Class 2 L-asparaginases, previously known as plant-type L-asparaginases, are the second largest class. In the majority of cases the L-asparaginase activity is secondary: these enzymes preferably catalyse other reactions. However, Class 2 enzymes also consistently display L-asparaginase activity. It should be noted that this does not mean the L-asparaginase activity is biologically unimportant or that there could not a Class 2 L-asparaginase with L-asparagine as the primary substrate.
Class 2 L-asparaginases can be found in bacteria, archaea, and eukaryotes, including humans. They have various names as they catalyse different reactions: aspartylglucosaminidase, often incorrectly glycosylasparaginase, threonine aspartase, isoaspartyl peptidase and/or L-asparaginase, however, the Km for L-asparagine is generally high throughout the class.

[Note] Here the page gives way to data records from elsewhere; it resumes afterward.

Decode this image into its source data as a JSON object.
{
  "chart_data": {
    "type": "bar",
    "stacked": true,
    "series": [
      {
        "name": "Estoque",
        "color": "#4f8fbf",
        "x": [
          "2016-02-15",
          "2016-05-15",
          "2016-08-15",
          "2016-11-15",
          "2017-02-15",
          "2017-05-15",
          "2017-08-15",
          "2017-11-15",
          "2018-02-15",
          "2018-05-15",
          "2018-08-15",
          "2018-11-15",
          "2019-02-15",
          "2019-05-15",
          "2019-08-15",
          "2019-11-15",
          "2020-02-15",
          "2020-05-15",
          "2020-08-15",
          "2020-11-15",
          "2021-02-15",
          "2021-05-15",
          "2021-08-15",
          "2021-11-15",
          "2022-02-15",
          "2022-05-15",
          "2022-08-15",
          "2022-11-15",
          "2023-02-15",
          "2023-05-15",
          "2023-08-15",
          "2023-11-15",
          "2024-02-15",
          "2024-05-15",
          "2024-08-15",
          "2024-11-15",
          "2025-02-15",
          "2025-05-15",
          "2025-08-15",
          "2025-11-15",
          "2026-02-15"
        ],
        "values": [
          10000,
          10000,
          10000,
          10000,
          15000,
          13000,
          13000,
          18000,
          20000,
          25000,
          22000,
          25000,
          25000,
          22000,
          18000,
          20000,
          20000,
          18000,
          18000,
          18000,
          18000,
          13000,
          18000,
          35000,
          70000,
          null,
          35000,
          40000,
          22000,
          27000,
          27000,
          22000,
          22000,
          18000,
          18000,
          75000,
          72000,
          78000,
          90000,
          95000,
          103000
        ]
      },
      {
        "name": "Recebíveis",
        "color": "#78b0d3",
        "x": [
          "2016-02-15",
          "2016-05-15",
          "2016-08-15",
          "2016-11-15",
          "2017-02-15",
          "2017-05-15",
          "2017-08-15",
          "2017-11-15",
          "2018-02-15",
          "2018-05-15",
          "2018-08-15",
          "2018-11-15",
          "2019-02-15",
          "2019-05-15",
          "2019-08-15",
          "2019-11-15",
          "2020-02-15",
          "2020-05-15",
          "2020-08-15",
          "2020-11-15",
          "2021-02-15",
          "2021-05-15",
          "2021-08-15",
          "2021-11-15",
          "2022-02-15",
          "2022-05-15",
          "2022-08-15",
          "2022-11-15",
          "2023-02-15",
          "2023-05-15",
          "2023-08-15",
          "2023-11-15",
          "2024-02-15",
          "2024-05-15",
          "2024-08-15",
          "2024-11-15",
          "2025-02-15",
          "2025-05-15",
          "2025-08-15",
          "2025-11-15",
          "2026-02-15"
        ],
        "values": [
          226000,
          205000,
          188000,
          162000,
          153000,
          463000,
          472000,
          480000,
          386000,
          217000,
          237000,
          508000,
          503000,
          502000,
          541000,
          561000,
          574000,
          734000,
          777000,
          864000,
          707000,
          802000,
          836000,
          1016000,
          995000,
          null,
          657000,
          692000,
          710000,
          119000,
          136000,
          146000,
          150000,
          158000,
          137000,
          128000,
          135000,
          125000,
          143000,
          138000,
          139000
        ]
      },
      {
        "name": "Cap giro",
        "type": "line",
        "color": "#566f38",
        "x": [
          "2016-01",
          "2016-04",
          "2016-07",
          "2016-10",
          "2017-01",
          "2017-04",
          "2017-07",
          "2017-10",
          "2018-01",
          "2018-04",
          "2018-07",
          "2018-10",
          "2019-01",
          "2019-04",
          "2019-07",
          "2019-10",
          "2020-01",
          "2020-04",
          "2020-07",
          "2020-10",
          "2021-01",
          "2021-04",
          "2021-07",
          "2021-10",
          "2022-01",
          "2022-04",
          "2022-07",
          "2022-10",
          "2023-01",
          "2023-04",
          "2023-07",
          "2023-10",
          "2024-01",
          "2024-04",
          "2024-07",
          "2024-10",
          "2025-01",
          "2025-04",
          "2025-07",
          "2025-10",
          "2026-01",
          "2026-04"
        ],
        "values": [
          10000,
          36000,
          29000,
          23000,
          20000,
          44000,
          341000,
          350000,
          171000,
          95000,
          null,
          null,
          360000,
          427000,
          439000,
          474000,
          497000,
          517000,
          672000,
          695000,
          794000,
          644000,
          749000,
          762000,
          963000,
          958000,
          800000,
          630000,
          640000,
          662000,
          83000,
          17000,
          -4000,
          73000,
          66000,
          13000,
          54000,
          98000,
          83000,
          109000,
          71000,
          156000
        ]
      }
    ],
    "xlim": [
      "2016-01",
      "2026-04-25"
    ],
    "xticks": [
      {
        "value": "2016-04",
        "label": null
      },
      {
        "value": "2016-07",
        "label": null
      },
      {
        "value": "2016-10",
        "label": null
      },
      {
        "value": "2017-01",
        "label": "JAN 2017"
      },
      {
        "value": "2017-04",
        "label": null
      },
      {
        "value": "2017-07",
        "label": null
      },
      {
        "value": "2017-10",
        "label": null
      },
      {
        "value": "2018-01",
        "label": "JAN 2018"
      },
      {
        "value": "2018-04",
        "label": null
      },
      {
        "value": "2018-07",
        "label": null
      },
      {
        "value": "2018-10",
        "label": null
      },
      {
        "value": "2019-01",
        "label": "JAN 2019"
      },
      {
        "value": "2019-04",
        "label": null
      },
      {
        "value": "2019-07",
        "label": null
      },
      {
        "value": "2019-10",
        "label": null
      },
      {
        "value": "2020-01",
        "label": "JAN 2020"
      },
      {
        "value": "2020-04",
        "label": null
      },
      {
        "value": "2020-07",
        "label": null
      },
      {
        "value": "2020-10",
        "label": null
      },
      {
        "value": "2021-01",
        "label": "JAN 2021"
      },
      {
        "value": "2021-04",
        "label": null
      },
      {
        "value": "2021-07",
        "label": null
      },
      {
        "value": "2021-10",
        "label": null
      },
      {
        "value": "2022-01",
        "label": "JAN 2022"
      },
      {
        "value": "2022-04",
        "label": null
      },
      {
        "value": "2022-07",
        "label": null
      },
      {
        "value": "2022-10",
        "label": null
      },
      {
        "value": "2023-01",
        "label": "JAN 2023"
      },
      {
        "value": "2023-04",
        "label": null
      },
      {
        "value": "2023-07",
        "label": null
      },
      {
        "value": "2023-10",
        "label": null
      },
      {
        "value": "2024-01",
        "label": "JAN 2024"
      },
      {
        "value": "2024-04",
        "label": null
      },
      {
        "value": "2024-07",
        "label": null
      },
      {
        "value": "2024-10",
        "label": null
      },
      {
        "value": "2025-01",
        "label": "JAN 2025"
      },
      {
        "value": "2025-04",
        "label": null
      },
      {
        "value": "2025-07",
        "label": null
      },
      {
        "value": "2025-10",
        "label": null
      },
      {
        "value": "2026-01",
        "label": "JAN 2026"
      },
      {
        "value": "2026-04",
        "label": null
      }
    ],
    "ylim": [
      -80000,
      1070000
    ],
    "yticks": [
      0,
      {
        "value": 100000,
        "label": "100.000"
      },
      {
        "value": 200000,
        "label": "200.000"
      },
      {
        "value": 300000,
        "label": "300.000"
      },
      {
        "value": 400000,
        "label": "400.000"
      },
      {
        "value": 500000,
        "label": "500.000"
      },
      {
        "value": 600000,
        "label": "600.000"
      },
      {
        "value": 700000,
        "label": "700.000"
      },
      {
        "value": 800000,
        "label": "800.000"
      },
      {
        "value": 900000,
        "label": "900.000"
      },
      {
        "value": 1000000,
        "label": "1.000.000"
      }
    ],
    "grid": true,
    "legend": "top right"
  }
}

This class of L-asparaginases is similarly well conserved structurally, even though the shared sequence identity can be low. In most cases they are first transcribed as ~35 kDa precursors which create inactive dimers that are autocatalytically cleaved into an N-terminal α (~20 kDa) and a C-terminal β subunit (~15 kDa), which assemble to create the mature protein. One could view the structure as a dimer of two αβ hetero dimers or as a hetero tetramer.